If These Pews Could Talk The Secrets Hidden In Church Architecture

Church steeples for sale

As a former history major with a special passion for Western Civilization, I have been to a lot of churches over the years. This isn’t because I’m particularly religious, but because often throughout history the church was the largest, oldest building occupying a town or city and served double duty as a place of worship and a community center. In other words, for a researcher interested in the cultural history of a place, it’s an information gold mine and can provide a lot of clues about a society’s values.

I became especially aware of these clues and the semiotic power of architecture when I visited Siena, Italy on a study abroad trip my senior year of college. Italy describes itself as a Catholic country, and Siena boasts the Duomo di Siena, one of the largest and most ornate medieval Cathedrals ever built. Its church steeples were constructed so that they were the highest structures in the city. This was done deliberately and was a way of indicating that God was the most important pillar of life in the city. In addition to the rather intimidating steeples, there are also incredible frescoes lining the walls depicting Jesus’s life and works. The combined effect of the ornate architecture and art is to fill onlookers with awe, and the frescoes were very important during the High Middle Ages because old Catholic mass was given in Latin, a dead language even then, as the priest faced the alter. The Bible was considered something only for the educated to study and really know, and the faithful were expected to show up to mass every Sunday like good Catholics for the sacrament and maybe get a little bit of the story from–you guessed it–the frescoes.

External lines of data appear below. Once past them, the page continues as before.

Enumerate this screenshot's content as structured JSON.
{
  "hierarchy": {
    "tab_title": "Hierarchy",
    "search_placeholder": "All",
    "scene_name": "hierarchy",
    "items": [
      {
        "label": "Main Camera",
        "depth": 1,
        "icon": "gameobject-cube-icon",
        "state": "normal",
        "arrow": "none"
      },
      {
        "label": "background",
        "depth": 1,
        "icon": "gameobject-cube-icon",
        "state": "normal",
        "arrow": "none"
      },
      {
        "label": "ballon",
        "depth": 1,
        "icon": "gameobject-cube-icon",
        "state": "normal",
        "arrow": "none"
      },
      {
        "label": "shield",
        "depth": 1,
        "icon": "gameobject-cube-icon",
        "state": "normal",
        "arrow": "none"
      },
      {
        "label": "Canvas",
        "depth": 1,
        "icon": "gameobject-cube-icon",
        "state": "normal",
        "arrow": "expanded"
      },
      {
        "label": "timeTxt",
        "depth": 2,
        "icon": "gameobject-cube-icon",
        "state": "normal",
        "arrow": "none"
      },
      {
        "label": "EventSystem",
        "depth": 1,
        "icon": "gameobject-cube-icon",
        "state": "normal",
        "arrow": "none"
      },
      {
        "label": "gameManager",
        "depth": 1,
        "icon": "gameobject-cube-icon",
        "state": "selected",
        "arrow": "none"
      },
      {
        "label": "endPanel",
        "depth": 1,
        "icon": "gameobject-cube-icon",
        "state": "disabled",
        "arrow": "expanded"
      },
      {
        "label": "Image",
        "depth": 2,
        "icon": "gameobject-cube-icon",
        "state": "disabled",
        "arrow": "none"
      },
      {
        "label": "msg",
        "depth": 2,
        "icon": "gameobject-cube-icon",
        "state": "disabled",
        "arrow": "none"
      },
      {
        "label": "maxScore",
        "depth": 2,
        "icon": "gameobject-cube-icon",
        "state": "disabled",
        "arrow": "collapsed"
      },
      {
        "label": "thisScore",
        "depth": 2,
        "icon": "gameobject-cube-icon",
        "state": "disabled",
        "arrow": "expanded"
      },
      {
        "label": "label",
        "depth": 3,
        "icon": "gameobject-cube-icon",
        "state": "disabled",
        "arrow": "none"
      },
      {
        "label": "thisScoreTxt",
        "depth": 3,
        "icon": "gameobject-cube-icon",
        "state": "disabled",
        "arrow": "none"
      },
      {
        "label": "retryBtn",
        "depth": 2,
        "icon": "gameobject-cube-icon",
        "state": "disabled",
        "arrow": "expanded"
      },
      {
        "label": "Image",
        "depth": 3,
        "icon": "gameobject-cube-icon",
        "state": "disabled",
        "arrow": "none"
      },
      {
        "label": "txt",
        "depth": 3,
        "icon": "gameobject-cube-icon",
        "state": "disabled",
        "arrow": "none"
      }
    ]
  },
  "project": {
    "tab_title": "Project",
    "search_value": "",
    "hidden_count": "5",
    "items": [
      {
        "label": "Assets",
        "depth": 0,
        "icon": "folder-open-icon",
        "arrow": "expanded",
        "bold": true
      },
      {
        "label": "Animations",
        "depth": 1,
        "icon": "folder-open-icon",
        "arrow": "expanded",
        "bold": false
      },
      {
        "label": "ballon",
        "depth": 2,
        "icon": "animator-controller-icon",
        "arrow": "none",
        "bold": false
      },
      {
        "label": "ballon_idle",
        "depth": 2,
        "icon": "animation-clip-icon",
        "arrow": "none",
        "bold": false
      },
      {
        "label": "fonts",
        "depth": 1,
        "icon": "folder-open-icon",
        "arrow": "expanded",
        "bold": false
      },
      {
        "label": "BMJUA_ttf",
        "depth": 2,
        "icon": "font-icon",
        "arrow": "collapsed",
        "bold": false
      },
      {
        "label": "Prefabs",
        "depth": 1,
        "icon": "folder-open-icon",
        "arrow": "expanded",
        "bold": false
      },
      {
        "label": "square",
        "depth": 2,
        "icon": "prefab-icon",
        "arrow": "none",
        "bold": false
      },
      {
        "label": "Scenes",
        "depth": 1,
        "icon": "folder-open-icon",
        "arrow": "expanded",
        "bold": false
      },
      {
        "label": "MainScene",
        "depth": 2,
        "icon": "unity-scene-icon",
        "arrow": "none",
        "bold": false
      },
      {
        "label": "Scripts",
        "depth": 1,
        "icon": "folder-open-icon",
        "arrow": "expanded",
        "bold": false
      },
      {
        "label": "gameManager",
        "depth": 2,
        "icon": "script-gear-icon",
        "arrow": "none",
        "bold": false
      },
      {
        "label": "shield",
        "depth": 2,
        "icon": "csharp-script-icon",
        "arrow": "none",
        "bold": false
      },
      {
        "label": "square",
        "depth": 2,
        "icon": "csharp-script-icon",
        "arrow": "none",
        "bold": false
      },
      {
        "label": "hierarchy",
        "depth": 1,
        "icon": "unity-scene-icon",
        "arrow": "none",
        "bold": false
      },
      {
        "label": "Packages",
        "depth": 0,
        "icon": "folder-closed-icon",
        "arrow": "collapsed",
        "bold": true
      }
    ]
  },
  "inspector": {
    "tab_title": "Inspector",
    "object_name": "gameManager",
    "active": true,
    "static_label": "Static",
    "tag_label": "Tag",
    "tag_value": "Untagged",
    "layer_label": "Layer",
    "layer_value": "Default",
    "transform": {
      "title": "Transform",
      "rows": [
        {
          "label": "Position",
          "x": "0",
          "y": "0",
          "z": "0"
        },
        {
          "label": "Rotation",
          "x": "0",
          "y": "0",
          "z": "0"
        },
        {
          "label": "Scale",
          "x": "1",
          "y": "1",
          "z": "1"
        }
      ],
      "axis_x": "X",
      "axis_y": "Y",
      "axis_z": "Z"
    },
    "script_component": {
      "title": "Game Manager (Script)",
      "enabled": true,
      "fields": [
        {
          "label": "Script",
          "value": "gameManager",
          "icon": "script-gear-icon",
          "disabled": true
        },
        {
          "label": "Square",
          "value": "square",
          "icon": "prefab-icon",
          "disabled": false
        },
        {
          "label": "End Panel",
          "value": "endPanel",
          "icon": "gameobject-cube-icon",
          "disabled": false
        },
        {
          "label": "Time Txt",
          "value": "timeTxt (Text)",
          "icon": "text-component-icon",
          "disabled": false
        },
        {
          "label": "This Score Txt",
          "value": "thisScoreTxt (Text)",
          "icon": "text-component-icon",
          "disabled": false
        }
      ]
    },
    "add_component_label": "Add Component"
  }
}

Finally and perhaps most bizarrely to my own sensibilities, I read that the original Duomo had no church pews at all! This was because mass was a relatively short affair up until the Protestant Reformation and the rise of the sermon. Also, since the Duomo was an important community hub, old-timey parishioners liked to chat during the Latin mass, and church pews would have gotten in the way of their mingling.

Even today, the Duomo di Siena doesn’t put much stock in church pews. Whereas some Catholic churches boast beautiful antique church pews in worked stone with cushioned seating and knee rests, the church furniture within is sparse wood and almost an afterthought to the art on the walls, the energetic church choir, and the colorful Sienese citizens who come to worship every Sunday.

All told, the Duomo’s architecture makes two things very clear: The Sienese are proud of their history, and are in some ways still living it in the present. The Duomo di Siena is a beautiful place of worship to be sure, but it is also a place for the Sienese to gather and express their faith and community spirit with characteristic Italian gusto.